A year ago The Economist magazine published an article about the ageing of the Japanese workforce, pointing to three very senior executives as examples.
Today, those three executives are still at their jobs with the difference that they are a year older.
Tsuneo Watanabe, editor-in-chief of the world’s biggest circulation newspaper, the Yomiuri Shimbun, is 91. Masamoto Yashiro, chairman and chief executive of Shinsei Bank has just turned 89 while Mikio Sasaki, chairman of Mitsubishi, is now 80.
The Economist had commented that while people in most countries typically retire before becoming eligible for an age pension, Japan is an exception.
The average retirement age of Australians who retired over the past five years was a little under 63.

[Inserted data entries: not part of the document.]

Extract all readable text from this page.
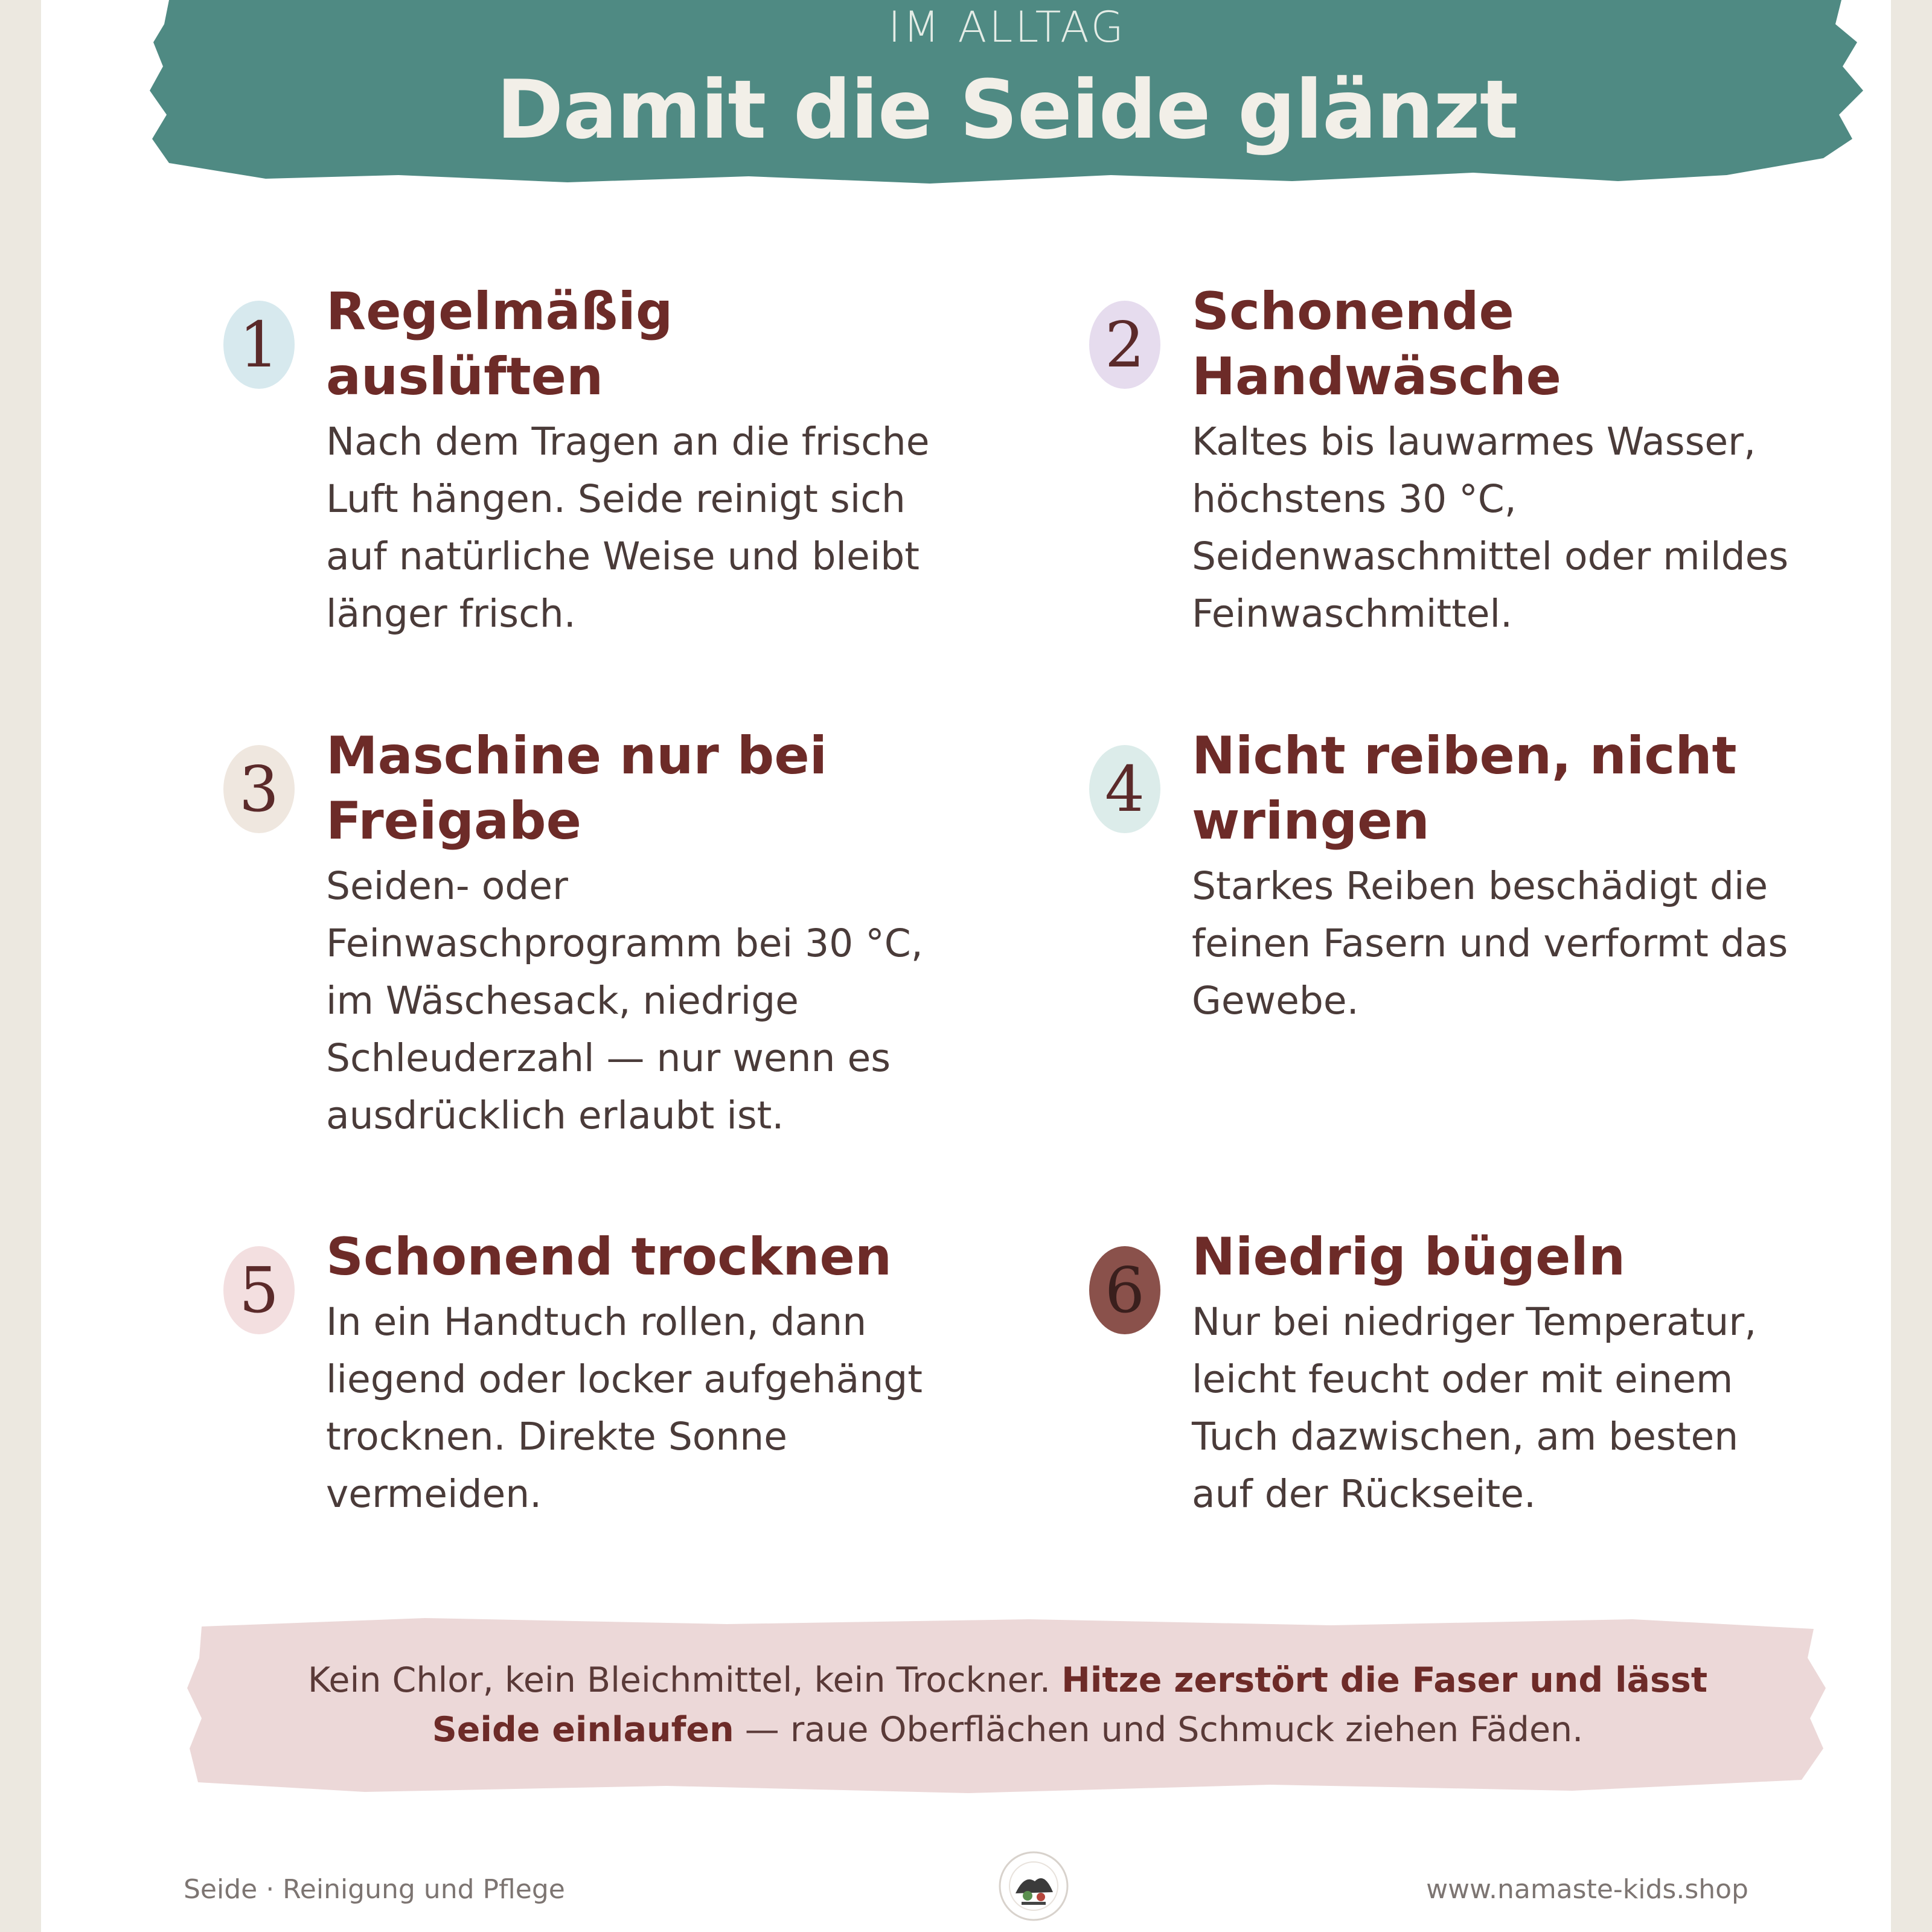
IM ALLTAG
Damit die Seide glänzt
1 Regelmäßig auslüften

Nach dem Tragen an die frische Luft hängen. Seide reinigt sich auf natürliche Weise und bleibt länger frisch.

2 Schonende Handwäsche

Kaltes bis lauwarmes Wasser, höchstens 30 °C, Seidenwaschmittel oder mildes Feinwaschmittel.

3 Maschine nur bei Freigabe

Seiden- oder Feinwaschprogramm bei 30 °C, im Wäschesack, niedrige Schleuderzahl — nur wenn es ausdrücklich erlaubt ist.

4 Nicht reiben, nicht wringen

Starkes Reiben beschädigt die feinen Fasern und verformt das Gewebe.

5 Schonend trocknen

In ein Handtuch rollen, dann liegend oder locker aufgehängt trocknen. Direkte Sonne vermeiden.

6 Niedrig bügeln

Nur bei niedriger Temperatur, leicht feucht oder mit einem Tuch dazwischen, am besten auf der Rückseite.

Kein Chlor, kein Bleichmittel, kein Trockner. Hitze zerstört die Faser und lässt Seide einlaufen — raue Oberflächen und Schmuck ziehen Fäden.
Seide · Reinigung und Pflege	www.namaste-kids.shop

The latest Retirement and retirement intentions, Australia report for 2016-17, recently published by the Australian Bureau of Statistic (ABS), shows that 70 per cent of Australia’s labour force over 45 intends to retire at 65 years or older. That’s of those who intend to retire; a small minority want to keep working for the rest of their lives.
ABS figures also show that more than a third of full-time workers over 45 aim to eventually phase in retirement by first changing to part-time work before retiring.

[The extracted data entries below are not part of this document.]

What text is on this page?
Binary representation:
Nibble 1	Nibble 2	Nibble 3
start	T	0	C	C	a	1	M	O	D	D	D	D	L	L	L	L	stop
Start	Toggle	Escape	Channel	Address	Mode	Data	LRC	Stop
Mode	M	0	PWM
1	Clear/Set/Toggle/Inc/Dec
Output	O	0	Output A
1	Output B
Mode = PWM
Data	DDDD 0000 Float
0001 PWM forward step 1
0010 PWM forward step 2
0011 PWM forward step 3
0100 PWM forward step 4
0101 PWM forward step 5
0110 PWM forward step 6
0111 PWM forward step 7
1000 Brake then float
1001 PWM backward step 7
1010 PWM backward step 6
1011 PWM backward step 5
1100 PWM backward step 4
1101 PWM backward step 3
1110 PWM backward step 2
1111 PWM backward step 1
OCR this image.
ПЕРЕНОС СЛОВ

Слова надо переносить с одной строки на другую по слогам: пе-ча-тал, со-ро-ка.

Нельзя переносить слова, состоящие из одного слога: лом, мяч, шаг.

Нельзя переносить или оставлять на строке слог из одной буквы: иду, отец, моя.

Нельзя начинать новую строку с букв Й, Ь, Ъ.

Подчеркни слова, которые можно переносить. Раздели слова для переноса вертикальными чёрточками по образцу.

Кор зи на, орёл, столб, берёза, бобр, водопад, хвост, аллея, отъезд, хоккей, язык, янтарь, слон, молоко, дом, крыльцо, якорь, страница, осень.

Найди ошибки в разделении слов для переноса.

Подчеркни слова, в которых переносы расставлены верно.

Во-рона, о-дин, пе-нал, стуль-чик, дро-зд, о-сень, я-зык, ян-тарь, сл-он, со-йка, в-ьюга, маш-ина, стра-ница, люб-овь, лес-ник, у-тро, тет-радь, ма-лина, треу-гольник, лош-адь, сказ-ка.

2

Interestingly, 5 per cent of those who had previously retired have either already returned to the paid workforce or are planning a work comeback. Their main reasons for wanting to return to paid work are “financial need” (42 per cent) and “bored/needed something to do” (32 per cent).
A longer working life if possible provides a chance to save more for what will be a shorter and, therefore, less-costly retirement.